Благотворный кувшин малороссийской варенухи
…От нашего Платова ариергарда в сторону с почтовой дороги послана была команда при офицере в господскую усадьбу, чтобы истребить запасы сахарного завода. Офицер нашего 1-го егерского полка прапорщик Россинский-Кабека не нашёл в нём ничего, кроме четырёх больших кадей белой сахарной патоки, которую он, сколько успел, раздал в присланные от полков ариергарда посудины для солдат и офицеров. А затем остатное немалое количество должен был, разрубя кади, спустить в ручей прилежащего к заводу оврага. Но прапорщик Кабека сверх розданной в полки припас налитой ею 10-вёдерный бочонок, прикреплённый к двухколёсной тележке, который и отослал на какой-то подбродяжной кляче в полк своему полковому командиру полковнику Карпенкову.
Смотря на бочонок сахарной патоки, полковник Карпенков вспомнил родную ему малороссийскую варенуху, по мнению его, весьма пригодную образу жизни в тяжких трудах аванпостных военного времени, особливо наступательных и отступных.
Было у нас при полку около сотни милиционных пикинёров (вооружённых пиками пехотинцев. – Ред.), данных нам незадолго пред тем, как и другим полкам егерским, для относу из сражения тяжелораненых и амуниции ружейной убитых. Полковник Карпенков велел двум из них достать где-нибудь в опустелой деревне кувшин порядочной величины, как, например, в полведра, и ржаной муки узелок. Такой кувшин наполнялся ежедневно, с утра, патокою до половины и доливался пенною горелкою; туда же клали: пригоршню рябиновых ягод, лавровых листов и щепоть зернового перцу с гвоздичною головкой. После чего он, заложенный ветошною пробкою и замазанный тестом, ставился к лёгкому огню на весь день; а если отряд ариергарда отступал, то милиционные пестуны кувшина переносили благоутробное чадо своё на древке пики назад, вон из выстрелов, и продолжали нагревать до самого сумерка дня. В это время, когда прекращаются все местные и всякие с французами битвы, полковник наш посылал верхового отыскать кувшин свой.
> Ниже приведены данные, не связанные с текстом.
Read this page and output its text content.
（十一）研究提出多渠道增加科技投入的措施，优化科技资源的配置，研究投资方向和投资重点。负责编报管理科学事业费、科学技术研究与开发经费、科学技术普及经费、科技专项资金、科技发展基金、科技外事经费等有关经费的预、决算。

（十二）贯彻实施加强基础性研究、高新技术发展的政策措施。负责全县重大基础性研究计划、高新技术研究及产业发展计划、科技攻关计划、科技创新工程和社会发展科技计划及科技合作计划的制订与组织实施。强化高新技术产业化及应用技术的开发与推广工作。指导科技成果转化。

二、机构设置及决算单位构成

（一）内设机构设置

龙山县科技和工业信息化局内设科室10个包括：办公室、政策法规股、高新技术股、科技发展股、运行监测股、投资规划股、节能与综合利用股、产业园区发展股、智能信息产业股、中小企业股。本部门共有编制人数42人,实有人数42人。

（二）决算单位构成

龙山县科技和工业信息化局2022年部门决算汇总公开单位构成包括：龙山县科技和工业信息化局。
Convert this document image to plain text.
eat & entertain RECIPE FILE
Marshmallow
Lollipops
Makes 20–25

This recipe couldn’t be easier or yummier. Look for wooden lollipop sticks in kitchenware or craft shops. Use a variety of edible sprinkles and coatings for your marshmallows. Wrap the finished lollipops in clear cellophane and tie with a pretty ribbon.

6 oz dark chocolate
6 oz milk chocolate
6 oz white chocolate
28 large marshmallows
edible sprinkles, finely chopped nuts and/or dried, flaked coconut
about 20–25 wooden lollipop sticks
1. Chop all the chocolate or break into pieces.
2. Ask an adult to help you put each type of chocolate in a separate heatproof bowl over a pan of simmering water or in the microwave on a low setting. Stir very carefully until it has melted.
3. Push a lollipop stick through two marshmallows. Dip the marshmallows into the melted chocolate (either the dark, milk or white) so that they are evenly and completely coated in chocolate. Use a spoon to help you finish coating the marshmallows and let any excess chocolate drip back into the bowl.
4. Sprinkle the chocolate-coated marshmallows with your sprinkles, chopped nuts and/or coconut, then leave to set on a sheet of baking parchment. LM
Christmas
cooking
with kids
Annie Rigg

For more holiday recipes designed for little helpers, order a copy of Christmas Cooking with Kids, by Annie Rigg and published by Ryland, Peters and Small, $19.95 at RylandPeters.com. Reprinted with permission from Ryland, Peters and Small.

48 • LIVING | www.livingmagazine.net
И когда он являлся среди бивачной беседы нашей, то тут бывала у нас отрадная попойка, оживлявшая наши силы, истощённые боевыми напряжениями в лютых состязаниях с неприятелем, приступавшим к сердцу России, которому уступленного нами места каждый шаг требовал жертвы кровей обеих сторон, и потому мы часто пили и в вечную память «вчера беседовавших» в кругу нашем около священного кувшина.
Кувшин этот был таким божественным кумиром полковой нашей семьи, приближённой к полковнику, что каждый из офицеров её круга, как бы ни был изнурён сражением, при одном намёке полковника о сыске кувшина бросался опрометью и скакал напропалую чрез рвы, рытвины и буераки, лишь бы ускорить призвание его сахарного благоутробия к поклонению ему на благословляемой Господом сим вечери усердных сынов Отечества. Уварившийся чрез целый день исподволь нектар этот вдруг чудотворно оживлял каждого вкушавшего от него. Хвала ему во веки веков!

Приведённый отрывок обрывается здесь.